Under Armour has started notifying users of the MyFitnessPal app of a security breach that took place in late February 2018, and during which hackers made off with the personal details of nearly 150 million user accounts.

The company said it only discovered the breach four days ago, on March 25. Under Armour is still investigating the incident together with data security firms.

The hackers made off with usernames, email addresses, and hashed passwords.

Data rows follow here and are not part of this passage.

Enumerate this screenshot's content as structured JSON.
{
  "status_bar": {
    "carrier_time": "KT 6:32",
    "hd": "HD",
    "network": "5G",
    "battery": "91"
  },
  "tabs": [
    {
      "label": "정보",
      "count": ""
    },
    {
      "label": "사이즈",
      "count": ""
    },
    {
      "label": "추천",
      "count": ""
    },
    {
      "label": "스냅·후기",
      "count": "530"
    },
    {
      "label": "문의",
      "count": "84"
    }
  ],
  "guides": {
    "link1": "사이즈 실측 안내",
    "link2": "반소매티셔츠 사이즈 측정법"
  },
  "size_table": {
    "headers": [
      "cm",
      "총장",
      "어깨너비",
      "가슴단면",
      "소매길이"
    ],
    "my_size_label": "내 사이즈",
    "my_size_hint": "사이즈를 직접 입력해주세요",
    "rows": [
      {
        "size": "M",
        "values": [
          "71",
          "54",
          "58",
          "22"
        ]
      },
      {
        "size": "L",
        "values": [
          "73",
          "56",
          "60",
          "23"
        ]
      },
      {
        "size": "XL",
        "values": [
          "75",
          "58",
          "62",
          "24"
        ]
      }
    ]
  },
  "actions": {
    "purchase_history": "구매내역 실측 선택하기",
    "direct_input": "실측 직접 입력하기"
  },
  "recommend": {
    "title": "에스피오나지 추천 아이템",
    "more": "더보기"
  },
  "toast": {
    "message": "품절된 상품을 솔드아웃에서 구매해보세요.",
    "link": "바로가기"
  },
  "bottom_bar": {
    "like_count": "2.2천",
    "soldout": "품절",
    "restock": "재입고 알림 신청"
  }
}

The passwords were protected with bcrypt, a secure hashing function.

No payment card data exposed

Payment card data was not exposed because it was “collected and processed separately,” said Under Armour in a data breach notification sent to the California Office of the Attorney General.

But even if bcrypt is considered a secure password hashing function, Under Armour is now asking all MyFitnessPal users to change their account passwords, just to be on the safe side.

The biggest danger is that MyFitnessPal users might see an increase in spam in the coming days, as the stolen data is not useful besides adding users’ emails to spam lists.

Under Armour warns of phishing and scam attempts

The company is also warning users to not fall victims to phishing scams that may leverage the “security breach” to lure users on phishing sites.

Please note that the email from MyFitnessPal about this issue does not ask you to click on any links or contain attachments and does not request your personal data. If the email you received about this issue prompts you to click on a link, suggests you download an attachment, or asks you for information, the email was not sent by MyFitnessPal and may be an attempt to steal your personal data. Avoid clicking on links or downloading attachments from such suspicious emails.

Under Armor has also shared a copy of the email affected customers will receive.

MyFitnessPal is an app that helps users track diet and exercise plans. Under Armour acquired MyFitnessPal in February 2015.